When he let down his guard, the words would fall freely, and the emotional connection that I longed for would deepen. His stories put flesh on the figure I took back in my mind, but it was never enough. I always wanted more. So I kept going back. Week after week and month after month. I just could not get enough of the something so different about him.
Over time, I would tell lots of stories about what this was and what it wasn’t. I would suppose and fear that I was just another girl, just a fling, not even a serious prospect. I would pretend it was casual. I would say I didn’t care. Then I would let myself hope that my feelings were shared, that the connection we kept making wasn’t just on one side. I would say he was unavailable or insecure, that I was apprehensive or overly earnest. Which of these statements were true? Which were not?
So many months later, I still do not know.
I shifted from telling the story of a relationship we didn’t have, to denying the fact that something was there.
“It’s nothing,” I told a co-worker, when she asked me what happened to the guy from the beach.
“I mean, I saw him last week, but there’s nothing going on.”

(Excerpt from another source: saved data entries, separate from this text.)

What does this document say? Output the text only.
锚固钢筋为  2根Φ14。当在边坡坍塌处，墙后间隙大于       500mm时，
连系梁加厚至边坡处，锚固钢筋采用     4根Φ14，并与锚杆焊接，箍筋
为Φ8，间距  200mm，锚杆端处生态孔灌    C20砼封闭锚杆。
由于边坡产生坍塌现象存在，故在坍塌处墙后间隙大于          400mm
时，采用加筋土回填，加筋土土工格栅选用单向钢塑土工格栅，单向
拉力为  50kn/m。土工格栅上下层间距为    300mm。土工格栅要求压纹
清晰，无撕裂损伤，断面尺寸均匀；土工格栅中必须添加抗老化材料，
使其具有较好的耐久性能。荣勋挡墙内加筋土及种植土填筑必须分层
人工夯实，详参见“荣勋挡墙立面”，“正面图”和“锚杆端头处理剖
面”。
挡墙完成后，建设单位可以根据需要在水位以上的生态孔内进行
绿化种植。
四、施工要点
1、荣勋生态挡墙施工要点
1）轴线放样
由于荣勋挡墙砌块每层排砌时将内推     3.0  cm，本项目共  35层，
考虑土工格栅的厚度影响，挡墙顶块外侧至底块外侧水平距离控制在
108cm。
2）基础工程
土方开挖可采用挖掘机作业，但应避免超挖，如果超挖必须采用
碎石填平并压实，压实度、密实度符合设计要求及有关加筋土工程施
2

Back in the hot tub, at half past dark, I’m still caught in the newness of knowing this man and sitting beside him in slippery skin. Submerged in warmth and surrounded by night, I don’t realize that we’re on opposite trajectories, that this moment of convergence will not last for long.
I struggle to be silent. I struggle to stay still. Instead I ask questions and tell stories.
“I mean, I’m just a girl that you met on a beach,” I say.
I say it like it’s a statement, but it’s not. It’s a question I’ve been asking since the day we first met. Am I just a girl? Just a thing in a moment?
I want him to say no. I want him to tell me I’m special. I want him to say that I mean something to him.
Instead, he shifts focus.
“We must have had very different experiences of that moment,” he says.
Then he makes his remark about the difference between story and experience, and I stop short.
Story is the language that my heart and soul speak. It is the hum that keeps going when the world falls silent, the rhythm that drives when I want to give up. Story is woven in my work, it’s the substance of self. I can’t even guess how I’d parse it all out, or what will be left if I do.
Of all the ways that I’ll be challenged by this man, this will be the most important, though it will take me a long time to realize it.
I will absorb his music, long for his presence, fall in rhythm with his breathing, and develop a fascination for the photos of trees that we send back and forth. But more importantly, I will begin to really learn what it means to be present. I will realize that it is possible to get so caught up in telling stories and following scripts that you miss the actual experience of existence. There is no “just” to being a girl on a beach or a thing in a moment. That is the substance of life.
Sometimes a story has a clear start and finish, and sometimes it is just a string of experiences, of things in moments that wash from one to the next like the sand in the waves, falling into each other in movements that make up a shore with indefinite end.